To see what a difference this change in printing can make, look at the reviews on Amazon of ISBN 0500231192 and its later reprint 080761596X. The Amazon reviews of the latter that compare the two are especially telling: Drager Frères simply printed better books and images.

I wonder if the regular (non-numbered) releases of this book also had the gold-colored plates. It is quite a luxury, and I think it is possible that less fancy editions had to make do with simpler plates.

bill

Kaleb, I have to agree with Benedict about Crossway needing a reading copy of the NT. A double-column 3x5 shirt-pocket bible hardly qualifies for serious reading. A nice NT wouldn't have to be as glorious as Fujimura's setting of the Gospels, but that does show what can be done with nice, thicker paper.

moxie

Plush!

Wish I could find something like that with Richmond Lattimore's New Testament inside. The only single volume I know of is paperback. The original hardbacks are in two volumes.

Michael Wallen

"I'd not see a publisher produce a stand-alone New Testament unless they were going to produce identical Old Testaments (likely having to be bound in multiple volumes)."

I don't have a problem with this. Pentateuch and Prophets (i.e.

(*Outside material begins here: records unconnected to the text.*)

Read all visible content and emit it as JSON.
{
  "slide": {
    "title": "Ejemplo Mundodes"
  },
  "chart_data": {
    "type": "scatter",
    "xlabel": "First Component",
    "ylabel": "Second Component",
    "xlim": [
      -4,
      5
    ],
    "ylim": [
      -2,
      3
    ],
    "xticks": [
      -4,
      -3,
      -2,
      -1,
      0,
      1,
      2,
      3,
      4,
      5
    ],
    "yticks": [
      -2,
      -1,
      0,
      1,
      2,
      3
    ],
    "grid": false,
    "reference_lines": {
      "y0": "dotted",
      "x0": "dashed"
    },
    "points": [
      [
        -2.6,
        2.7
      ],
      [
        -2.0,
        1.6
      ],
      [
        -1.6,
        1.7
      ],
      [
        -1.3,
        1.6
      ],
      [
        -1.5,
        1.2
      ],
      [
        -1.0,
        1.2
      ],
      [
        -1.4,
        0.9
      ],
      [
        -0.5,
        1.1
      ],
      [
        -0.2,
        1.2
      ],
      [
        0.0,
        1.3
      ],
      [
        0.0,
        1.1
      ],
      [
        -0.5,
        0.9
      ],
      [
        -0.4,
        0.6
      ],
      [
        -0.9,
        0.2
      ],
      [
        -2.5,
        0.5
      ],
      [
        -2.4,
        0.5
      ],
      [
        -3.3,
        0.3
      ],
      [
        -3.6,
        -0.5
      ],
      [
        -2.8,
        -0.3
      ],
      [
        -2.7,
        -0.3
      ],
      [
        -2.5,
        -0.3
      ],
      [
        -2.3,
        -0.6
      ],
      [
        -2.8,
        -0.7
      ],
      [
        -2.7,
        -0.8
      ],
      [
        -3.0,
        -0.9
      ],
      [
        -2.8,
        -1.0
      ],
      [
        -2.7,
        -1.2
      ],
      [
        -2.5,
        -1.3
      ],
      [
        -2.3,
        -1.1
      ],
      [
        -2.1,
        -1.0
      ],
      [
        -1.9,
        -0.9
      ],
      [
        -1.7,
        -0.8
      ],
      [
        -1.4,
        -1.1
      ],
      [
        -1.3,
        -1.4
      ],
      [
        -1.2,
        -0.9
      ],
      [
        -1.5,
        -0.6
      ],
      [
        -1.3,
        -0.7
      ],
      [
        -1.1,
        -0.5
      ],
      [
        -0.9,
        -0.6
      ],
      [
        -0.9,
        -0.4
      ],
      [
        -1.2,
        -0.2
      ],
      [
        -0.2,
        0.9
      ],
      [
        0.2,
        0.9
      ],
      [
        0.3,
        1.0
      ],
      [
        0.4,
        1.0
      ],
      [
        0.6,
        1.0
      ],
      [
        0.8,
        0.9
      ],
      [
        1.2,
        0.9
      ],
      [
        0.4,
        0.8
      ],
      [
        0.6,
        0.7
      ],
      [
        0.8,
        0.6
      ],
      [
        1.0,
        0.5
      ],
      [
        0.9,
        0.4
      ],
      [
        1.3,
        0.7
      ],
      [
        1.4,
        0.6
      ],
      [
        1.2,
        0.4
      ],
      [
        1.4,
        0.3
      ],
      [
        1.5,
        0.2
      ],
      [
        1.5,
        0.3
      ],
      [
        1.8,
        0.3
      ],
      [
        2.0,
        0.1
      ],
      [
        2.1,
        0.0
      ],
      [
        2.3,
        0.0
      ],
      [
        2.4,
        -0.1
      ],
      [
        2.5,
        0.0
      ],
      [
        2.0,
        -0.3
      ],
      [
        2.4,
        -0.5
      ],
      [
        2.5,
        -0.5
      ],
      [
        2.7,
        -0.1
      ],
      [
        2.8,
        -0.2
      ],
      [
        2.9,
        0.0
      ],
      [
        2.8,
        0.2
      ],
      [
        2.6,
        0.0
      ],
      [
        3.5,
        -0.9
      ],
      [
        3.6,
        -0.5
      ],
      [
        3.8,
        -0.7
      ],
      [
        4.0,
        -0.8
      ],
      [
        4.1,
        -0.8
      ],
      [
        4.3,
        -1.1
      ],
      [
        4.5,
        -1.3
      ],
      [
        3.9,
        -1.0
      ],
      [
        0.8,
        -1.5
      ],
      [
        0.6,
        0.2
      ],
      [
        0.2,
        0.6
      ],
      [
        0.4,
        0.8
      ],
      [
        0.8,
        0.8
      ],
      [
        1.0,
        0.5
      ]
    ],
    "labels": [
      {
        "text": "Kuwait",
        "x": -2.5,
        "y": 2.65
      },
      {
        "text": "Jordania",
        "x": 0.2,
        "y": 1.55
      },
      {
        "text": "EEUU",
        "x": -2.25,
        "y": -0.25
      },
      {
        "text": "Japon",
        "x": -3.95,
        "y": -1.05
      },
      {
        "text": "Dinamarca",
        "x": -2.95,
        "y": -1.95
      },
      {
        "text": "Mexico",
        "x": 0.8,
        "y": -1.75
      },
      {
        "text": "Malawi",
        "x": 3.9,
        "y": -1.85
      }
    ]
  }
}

Isaiah, Jeremiah, Ezekiel, Daniel, and the Twelve) volumes would each be slightly shorter than the New Testament. A volume of the Historical books would be the longest.

Design/presentation issues would only pop up with the Wisdom books, I think. The Psalter traditionally stands by itself, but then where would Job and the three books of Solomon go?

Kaleb

As someone with little regard for tradition, I'd throw all the wisdom books together. A five-volume, elegantly designed Bible would be lovely, though I question the viability of it. Five leather covers costs a whole lot more than one big one, and I think most people wouldn't buy a multi-volume Bible...

Theophrastus

Moxie -- I don't understand. I have this edition of the Lattimore New Testament, it is a single hardcover volume:

http://www.amazon.com/The-New-Testament-Richmond-Lattimore/dp/0865474990/

moxie

Thanks Theophrastus! Don't know how I missed that. I'll order one today. Hope it's a good binding.

Bob Z.

Thank you for this post, which inspired me to buy one of these Bibles! It just arrived, and I am quite happy with it (even though it's only a cloth-bound edition). Personally, I prefer non-illustrated Bibles, but I have to make an exception here because these illustrations are quite superb. Even better, though, is the readable, paragraphed KJV, with no verse numbers, no italicized text (except with poetry, where it facilitates reading), no distractions.

From the prospectus that came with it: "Ten years have been spent in the preparation of this book. The aim of the publishers has been to present the Authorised Version in the most perfect form possible, compelling to the eye and clear to the understanding. Hitherto all finely produced New Testaments have been too unwieldy for everyday use."

I wish modern publishers would heed this!

Chris

I've just located one of these, but the seller says its bound in yellow leather, not red. Seems odd.

bill

Although a far cry from a leather-bound Mardersteig, the highly readable The Books of the Bible series is coming out in 4 volumes. Both the NT (Vol 4) and OT History (Vol 1) are now out in NIV11 with what I consider improved typesetting from their TNIV originals. (Just wish the margins were a bit bigger.)
http://www.biblicadirect.com/p-1625-the-books-of-the-bible-new-testament.aspx
http://www.biblicadirect.com/p-1690-the-books-of-the-bible-covenant-history.aspx

Zondervan's coming out with single volume editions of TBOTB (ISBN 978-0310400578, 978-0310402466 and 978-0310402077) but I haven't seen any page samples yet.

Jak

What font is this? It looks very similar to Bembo but I'm not sure it is.